Customers deploying Oracle Real Application Clusters (RAC) have requirements such as stringent SLAs, continued high performance, and application availability. It is a major challenge for business organizations to manage data storage in these environments due to these rigorous business requirement.

Common issues presented when using traditional storage solutions for business-critical application (BCA) include inadequate performance, scale-in/scale-out, storage inefficiency, complex management, and high deployment and operating costs.

With more and more production servers being virtualized, the demand for highly converged server-based storage is surging. VMware Virtual SAN aims at providing a highly scalable, available, reliable, and high-performance storage using cost-effective hardware, specifically direct-attached disks in VMware ESXi hosts. Virtual SAN adheres to a new policy-based storage management paradigm, which simplifies and automates complex management workflows that exist in traditional enterprise storage systems with respect to configuration and clustering.

Virtual SAN Stretched Cluster enables active/active data centers that are separated by metro distance. Extended Oracle RAC with Virtual SAN enables transparent workload sharing between two sites accessing a single database while providing the flexibility of migrating or balancing workloads between sites in anticipation of planned events such as hardware maintenance.
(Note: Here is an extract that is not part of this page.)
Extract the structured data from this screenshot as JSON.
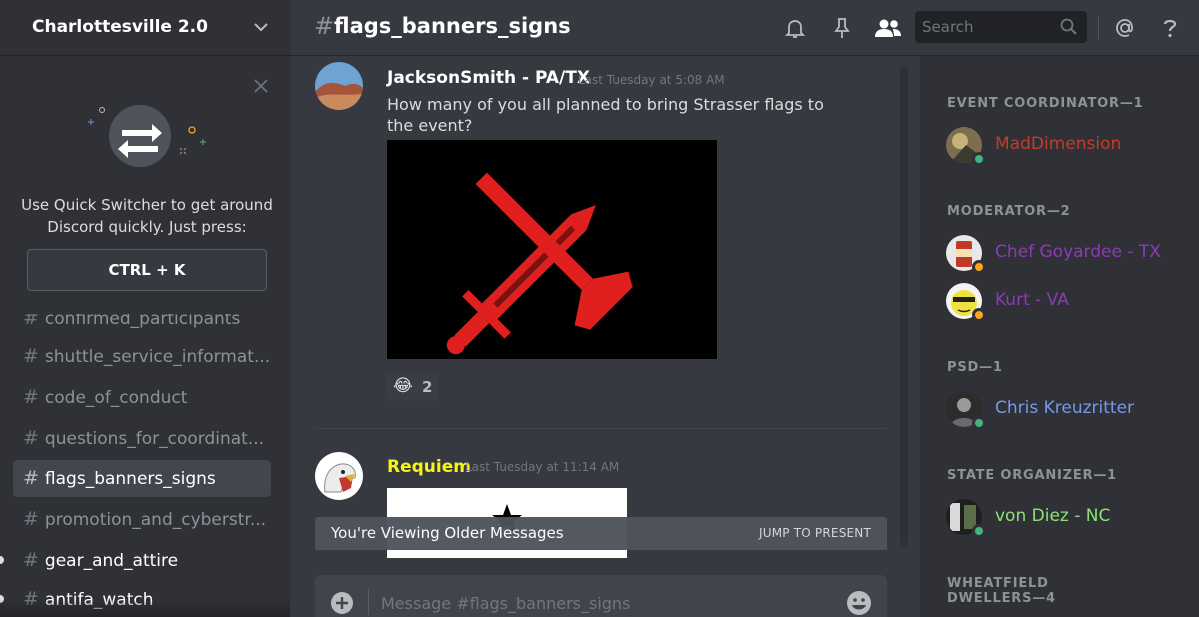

VMware Cloud on AWS is an on-demand service that enables customers to run applications across vSphere-based cloud environments with access to a broad range of AWS services. Powered by VMware Cloud Foundation, this service integrates vSphere, vSAN and NSX along with VMware vCenter management, and is optimized to run on dedicated, elastic, bare-metal AWS infrastructure. ESXi hosts in VMware Cloud on AWS reside in an AWS availability Zone (AZ) and are protected by vSphere HA.

A new feature called Stretched Clusters for VMware Cloud on AWS is designed to protect against an AWS availability zone failure. Now applications can span multiple AWS Availability Zones (AZ) within a VMware Cloud on AWS cluster.

 

 

One of the use cases is running Extended Oracle RAC on Stretched Clusters for VMware Cloud on AWS to provide greater availability and protect against AZ failures.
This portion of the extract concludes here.